Even after hearing the above, I will still occasionally have attorneys try to argue that the overall risk doesn’t justify such an effort. To them I would say this. Have you considered the exposure issues that may come into play in a conflict of interest malpractice claim? The end result of some conflict claims is that the firm must disgorge its fee because you cannot profit from a matter that you should never have been involved in in the first place. Oh, and remember this, malpractice insurance policies do not cover disgorgement of fees and, as we’ve been discussing, sometimes the fees in question are substantial. Ouch.
Even more troublesome is the issue of notice to a malpractice insurance carrier. Conflict of interest claims do not arise overnight. Attorneys are often aware of a potential problem when clients are troubled by how their matter is progressing. If one or more insurance reapplication periods pass during the time of client discontent or if coverage is placed with a different carrier in the interim, the insurance carrier may deny coverage. Why? From the carrier’s perspective, the firm was aware of an act, error or omission that could reasonably have been expected to be the basis of a claim or suit that was not reported in a timely fashion under the terms of the policy. Read your malpractice insurance policy carefully and pay particular attention to the notice requirements. Conflict claims do get denied for this very reason. When a firm was aware of a conflict and made the decision to put their financial interests above the interests of their clients and charged ahead anyway, well carriers (and juries) have little tolerance for this especially after learning about it a year or two later.

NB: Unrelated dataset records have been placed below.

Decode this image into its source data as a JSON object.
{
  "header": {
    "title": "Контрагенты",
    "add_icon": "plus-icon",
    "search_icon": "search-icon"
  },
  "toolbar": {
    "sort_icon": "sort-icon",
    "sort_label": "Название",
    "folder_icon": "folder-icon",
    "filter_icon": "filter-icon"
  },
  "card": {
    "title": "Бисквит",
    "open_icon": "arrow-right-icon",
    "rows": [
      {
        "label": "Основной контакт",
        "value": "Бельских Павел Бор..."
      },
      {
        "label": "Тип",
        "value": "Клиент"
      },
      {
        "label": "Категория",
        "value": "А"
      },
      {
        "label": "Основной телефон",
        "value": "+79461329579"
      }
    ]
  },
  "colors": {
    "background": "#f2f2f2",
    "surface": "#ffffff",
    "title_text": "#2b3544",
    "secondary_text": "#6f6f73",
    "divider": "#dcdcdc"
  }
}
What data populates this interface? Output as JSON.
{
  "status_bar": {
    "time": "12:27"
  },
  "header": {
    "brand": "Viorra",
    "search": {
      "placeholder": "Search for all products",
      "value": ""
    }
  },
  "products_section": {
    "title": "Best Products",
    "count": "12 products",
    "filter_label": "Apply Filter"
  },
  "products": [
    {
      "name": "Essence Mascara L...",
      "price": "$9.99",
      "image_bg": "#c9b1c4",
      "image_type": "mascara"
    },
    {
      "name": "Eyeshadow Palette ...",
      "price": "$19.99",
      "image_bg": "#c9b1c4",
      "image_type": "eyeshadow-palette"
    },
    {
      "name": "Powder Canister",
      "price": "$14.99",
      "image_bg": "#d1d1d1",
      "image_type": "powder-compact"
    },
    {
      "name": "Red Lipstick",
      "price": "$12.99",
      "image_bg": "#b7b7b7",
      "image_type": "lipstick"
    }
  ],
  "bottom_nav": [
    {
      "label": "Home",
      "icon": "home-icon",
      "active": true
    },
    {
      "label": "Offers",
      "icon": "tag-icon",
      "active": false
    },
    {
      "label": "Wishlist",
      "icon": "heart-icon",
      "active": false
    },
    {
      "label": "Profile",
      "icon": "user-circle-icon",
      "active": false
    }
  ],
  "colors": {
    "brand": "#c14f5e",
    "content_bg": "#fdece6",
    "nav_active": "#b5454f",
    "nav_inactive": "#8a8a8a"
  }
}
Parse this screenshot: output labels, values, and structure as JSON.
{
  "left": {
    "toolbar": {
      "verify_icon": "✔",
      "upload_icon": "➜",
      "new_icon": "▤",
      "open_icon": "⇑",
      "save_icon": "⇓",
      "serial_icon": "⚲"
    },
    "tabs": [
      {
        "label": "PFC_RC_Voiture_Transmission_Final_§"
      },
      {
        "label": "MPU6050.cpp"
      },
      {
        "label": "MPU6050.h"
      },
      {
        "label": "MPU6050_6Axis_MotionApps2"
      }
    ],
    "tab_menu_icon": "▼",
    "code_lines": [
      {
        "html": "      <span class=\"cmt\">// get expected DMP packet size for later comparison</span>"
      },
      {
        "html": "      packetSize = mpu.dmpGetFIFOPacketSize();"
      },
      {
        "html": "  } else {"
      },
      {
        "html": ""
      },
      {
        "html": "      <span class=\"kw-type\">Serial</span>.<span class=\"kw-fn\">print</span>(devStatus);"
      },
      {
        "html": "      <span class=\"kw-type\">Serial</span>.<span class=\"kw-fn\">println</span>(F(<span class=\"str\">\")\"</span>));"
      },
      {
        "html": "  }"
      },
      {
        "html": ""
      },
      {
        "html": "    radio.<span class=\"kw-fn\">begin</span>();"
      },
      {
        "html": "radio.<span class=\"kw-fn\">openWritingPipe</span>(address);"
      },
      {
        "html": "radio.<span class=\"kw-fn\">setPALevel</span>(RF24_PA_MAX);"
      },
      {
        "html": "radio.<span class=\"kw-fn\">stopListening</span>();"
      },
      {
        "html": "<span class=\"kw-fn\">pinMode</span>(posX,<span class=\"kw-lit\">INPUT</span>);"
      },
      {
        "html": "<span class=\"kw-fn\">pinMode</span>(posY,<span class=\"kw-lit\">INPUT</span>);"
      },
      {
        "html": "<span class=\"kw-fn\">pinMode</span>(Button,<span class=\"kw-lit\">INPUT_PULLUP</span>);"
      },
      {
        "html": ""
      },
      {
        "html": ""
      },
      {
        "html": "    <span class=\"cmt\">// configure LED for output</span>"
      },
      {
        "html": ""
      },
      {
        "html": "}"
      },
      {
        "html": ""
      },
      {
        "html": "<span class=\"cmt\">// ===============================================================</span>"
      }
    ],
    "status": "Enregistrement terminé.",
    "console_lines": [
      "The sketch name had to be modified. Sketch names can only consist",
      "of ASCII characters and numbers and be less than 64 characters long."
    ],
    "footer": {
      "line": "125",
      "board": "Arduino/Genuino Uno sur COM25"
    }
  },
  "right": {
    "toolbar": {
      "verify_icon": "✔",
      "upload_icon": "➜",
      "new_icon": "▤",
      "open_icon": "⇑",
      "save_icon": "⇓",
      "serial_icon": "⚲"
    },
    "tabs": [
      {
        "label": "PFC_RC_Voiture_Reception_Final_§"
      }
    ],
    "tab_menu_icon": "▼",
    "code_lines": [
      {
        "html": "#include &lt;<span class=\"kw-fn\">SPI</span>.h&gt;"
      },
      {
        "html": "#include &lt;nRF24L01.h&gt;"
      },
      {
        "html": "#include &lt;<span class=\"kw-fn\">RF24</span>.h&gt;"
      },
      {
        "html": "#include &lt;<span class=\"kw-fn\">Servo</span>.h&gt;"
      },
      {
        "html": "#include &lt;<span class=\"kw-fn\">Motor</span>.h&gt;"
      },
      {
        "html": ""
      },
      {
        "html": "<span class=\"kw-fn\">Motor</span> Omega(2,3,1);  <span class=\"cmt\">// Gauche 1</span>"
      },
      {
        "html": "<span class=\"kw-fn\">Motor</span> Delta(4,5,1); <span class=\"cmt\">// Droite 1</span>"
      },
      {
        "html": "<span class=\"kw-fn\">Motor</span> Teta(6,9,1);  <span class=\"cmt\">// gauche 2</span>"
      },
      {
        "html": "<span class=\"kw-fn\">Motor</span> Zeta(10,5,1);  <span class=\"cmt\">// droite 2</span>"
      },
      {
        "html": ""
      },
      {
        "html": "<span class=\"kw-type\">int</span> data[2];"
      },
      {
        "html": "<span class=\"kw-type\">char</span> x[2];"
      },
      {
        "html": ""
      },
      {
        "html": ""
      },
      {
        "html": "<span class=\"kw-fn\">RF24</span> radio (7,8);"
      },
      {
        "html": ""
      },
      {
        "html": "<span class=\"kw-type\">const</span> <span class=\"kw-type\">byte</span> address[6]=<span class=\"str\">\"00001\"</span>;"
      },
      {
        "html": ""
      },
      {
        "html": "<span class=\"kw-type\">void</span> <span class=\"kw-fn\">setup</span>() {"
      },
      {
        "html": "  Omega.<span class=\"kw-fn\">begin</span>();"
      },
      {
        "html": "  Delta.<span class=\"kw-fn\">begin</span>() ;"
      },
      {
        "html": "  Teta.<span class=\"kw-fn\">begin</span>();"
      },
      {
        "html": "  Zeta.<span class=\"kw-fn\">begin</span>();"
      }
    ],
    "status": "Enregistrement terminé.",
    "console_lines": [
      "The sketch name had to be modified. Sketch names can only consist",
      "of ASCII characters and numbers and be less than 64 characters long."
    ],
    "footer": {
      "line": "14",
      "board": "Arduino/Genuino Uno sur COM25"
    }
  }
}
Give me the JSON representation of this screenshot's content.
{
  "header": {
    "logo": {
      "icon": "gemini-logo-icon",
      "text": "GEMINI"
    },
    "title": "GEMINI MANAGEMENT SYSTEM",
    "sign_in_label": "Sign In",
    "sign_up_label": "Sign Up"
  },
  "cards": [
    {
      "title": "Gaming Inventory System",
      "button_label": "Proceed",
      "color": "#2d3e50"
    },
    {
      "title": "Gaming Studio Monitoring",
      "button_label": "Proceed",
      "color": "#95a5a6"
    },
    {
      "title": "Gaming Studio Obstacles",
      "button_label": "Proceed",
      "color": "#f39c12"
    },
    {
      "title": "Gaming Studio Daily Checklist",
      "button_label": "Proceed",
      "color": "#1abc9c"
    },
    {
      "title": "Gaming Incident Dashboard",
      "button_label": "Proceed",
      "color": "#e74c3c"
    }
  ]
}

I strongly believe that the practice of law is a profession. But the running of a law practice is a business, and businesses need to have built-in accountability procedures. When you stop to think about it in this light, doesn’t the above approach just make good sense? I certainly think so.
All opinions, advice, and experiences of guest bloggers/columnists are those of the author and do not necessarily reflect the opinions, practices or experiences of Solo Practice University®.
“If your firm doesn’t or you’re a solo practitioner, you may need to seek outside advice.”
The Florida Bar (and, I assume, most other state bar associations) has an anonymous ethics hotline. It is always a good idea to consult the ethics hotline if you ever have a doubt about whether a conflict exists or if the conflict is waivable. Even if the senior partner in your firm tells you it’s OK. Even if everyone else thinks it’s OK but you have your doubts, make the call and get confirmation. Remember that whether or not your managing partner says it’s OK, it’s your license on the line too.
The Virginia Bar has an ethics hotline, and I have also gotten good advice from an ALPS risk manager on occasion.